El pequeño legionario estaba ya a la puerta, vestido para el ejercicio. Dirigió un saludo impecable al coronel Hinka, quien respondió al mismo.

– Suboficial, habría que calentar a estos muchachos para que se sientan a gusto en nuestra casa. Pero saludémosles primero.

Lentamente, les pasó revista, seguido del legionario y del Hauptfeldwebel. Se detuvo frente a el Verraco.

– ¿Nombre?

– A sus órdenes, mi coronel, el Stabsfeldwebel…

Hinka, que había echado una ojeada a su documentación, le interrumpió:

– ¡Viene usted de la cárcel de la guarnición! ¡Numerosos servicio en ella y nunca ha estado en el frente, pero pronto irá! Somos de Regimiento de choque y siempre estamos donde el jaleo es mayor. -Meneó la cabeza-. ¿Le han destituido por malos tratos a los prisioneros?

– Se trata de un error, mi coronel -protestó el Verraco, con voz débil.

– Desde luego, Stabsfeldwebel -replicó Hinka, riendo-. Siempre que nos mandan a alguien es por error.
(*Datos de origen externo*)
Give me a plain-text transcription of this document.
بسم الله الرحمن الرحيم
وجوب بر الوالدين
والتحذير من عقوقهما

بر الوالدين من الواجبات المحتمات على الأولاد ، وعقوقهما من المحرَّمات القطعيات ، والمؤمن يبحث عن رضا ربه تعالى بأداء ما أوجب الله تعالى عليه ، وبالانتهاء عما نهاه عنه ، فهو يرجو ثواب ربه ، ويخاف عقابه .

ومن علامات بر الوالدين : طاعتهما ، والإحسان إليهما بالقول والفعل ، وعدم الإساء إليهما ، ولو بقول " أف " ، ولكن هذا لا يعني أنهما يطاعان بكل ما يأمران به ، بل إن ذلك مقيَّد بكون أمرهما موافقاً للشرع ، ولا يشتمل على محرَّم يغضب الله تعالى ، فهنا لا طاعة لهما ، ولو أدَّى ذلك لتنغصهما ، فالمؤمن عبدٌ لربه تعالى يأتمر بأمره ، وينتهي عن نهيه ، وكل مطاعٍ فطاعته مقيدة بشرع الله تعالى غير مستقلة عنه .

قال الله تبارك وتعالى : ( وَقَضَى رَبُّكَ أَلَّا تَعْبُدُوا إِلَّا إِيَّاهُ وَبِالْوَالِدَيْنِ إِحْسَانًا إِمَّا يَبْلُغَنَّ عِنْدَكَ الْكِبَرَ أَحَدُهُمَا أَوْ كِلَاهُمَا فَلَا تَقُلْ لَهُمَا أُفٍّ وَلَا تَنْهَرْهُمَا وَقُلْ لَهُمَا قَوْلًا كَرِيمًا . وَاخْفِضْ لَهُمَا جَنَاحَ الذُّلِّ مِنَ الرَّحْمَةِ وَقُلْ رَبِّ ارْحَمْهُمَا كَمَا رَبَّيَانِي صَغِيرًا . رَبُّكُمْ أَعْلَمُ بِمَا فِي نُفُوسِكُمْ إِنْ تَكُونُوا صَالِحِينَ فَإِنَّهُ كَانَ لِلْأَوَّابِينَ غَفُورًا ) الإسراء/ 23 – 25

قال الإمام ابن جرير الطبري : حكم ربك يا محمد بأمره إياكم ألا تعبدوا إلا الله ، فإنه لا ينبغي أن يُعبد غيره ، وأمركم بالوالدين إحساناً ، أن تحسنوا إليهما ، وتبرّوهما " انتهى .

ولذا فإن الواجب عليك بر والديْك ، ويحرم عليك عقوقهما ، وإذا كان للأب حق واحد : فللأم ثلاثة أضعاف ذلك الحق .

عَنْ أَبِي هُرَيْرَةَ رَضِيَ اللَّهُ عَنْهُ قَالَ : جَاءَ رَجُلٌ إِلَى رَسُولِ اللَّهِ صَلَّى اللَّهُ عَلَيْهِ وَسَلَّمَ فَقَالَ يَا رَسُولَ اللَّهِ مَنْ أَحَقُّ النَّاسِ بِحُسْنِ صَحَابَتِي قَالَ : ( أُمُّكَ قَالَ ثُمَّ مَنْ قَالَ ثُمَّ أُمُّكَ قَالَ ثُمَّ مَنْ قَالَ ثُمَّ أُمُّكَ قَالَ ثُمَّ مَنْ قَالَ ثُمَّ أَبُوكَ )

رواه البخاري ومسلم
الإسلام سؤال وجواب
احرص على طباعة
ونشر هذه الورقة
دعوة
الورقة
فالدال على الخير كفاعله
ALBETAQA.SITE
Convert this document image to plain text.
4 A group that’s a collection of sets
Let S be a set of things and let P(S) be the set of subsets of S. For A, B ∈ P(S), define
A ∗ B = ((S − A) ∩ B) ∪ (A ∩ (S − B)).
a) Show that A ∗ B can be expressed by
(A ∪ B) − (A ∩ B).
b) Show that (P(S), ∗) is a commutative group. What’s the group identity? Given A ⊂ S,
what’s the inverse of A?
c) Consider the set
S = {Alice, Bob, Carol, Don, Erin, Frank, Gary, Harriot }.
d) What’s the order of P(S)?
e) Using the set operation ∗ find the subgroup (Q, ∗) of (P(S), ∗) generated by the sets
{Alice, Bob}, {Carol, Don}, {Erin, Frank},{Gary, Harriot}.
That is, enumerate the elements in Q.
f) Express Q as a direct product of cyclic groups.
El legionario miró fijamente a el Verraco, se abrochó un botón del bolsillo de su cazadora y sonrío fríamente.

Prosiguieron. Hinka se detuvo frente a el Buitre.

– Otro más de la cárcel de la guarnición. Han hecho una limpieza a fondo.

Prosiguieron su paseo ante los hombres alineados. Cuando el legionario pasó por delante de el Buitre, gruñó:

– Bueno, sal de la fila. Ve a presentarte al Obergefreiter Porta. Servicio de letrinas.

Hinka se detuvo ante el ex SS y señaló su trompeta.

– ¿La toca usted?

– Sí, mi coronel. El Untersharführer Rudolph Cléber, antiguo corneta en el Regimiento de Caballería SS «Florian Geyer».

– Corneta -repitió Hinka-. ¿Por qué estás aquí?

– Mercado negro y robo, coronel.

– ¿Qué has robado?

– Patatas y azúcar, coronel.

– Observo que has olvidado decir mi coronel, soldado. Así se dice en el Ejército. Suboficial Kalb, enséñele buen modales a este tipo.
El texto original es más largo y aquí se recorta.